Search code examples
apache-pigcomm

basic PIG issue - subtract a group from an other


I would like to subtract a group from an other on PIG. I would like to do exactly the same what "comm -23" command is doing on bash, but I can't find any documentation about that on the internet.

So for example: GROUP A is: 1 2 3 4 5 6

GROUP B is: 3 4 5 6 7

And the output, that i need is: GROUP A - GROUP B: 1 2


Solution

  • As WinnieNicklaus suggested, DataFu is a good resource. I wrote the SetDifference UDF for exactly this use case. Assuming you are working with bags, this will work for your use case.

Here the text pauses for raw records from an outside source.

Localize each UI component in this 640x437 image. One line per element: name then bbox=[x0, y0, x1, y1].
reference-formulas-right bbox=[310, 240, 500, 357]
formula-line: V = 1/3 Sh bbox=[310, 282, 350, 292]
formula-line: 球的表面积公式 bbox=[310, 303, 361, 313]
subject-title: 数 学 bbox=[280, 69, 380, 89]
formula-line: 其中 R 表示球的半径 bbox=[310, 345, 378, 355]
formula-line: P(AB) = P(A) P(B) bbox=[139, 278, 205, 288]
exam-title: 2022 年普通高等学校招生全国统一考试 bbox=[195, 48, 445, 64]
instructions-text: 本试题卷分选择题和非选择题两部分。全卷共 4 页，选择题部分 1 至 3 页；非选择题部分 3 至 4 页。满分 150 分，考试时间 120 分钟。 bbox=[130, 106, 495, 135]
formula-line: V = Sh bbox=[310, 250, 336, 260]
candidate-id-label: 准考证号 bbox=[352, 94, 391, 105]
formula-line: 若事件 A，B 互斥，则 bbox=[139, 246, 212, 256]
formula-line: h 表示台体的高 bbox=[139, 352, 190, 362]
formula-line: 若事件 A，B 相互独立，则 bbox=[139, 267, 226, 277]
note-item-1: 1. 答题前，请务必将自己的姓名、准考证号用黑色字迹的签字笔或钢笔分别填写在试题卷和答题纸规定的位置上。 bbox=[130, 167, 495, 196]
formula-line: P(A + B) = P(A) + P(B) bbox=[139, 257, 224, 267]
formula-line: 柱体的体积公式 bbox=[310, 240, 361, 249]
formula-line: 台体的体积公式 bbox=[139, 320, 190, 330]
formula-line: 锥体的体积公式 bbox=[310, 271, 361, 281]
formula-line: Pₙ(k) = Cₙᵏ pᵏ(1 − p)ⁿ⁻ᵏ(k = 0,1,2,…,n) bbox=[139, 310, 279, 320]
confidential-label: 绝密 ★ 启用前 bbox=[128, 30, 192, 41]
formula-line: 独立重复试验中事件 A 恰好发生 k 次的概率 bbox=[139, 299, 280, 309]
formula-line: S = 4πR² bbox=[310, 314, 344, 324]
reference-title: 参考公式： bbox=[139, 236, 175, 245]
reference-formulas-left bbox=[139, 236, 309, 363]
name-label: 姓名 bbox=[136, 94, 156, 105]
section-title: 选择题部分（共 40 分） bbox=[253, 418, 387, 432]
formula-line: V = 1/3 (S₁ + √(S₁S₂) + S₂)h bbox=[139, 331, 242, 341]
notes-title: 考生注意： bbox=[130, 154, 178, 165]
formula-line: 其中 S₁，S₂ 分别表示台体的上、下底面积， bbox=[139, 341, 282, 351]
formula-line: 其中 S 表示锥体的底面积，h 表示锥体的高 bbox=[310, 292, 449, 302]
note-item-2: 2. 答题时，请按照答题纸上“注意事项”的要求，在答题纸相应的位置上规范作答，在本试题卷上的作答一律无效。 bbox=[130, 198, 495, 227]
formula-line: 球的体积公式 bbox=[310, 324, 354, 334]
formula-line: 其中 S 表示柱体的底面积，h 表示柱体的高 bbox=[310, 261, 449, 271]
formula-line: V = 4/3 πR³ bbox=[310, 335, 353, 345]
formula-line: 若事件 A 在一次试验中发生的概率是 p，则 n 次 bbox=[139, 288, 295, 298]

    Example from the documentation:

    define SetDifference datafu.pig.sets.SetDifference();
    
    -- input:
    -- ({(1),(2),(3),(4),(5),(6)},{(3),(4)})
    input = LOAD 'input' AS (B1:bag{T:tuple(val:int)},B2:bag{T:tuple(val:int)});
    
    input = FOREACH input {
      B1 = ORDER B1 BY val ASC;
      B2 = ORDER B2 BY val ASC;
    
      -- output:
      -- ({(1),(2),(5),(6)})
      GENERATE SetDifference(B1,B2);
    }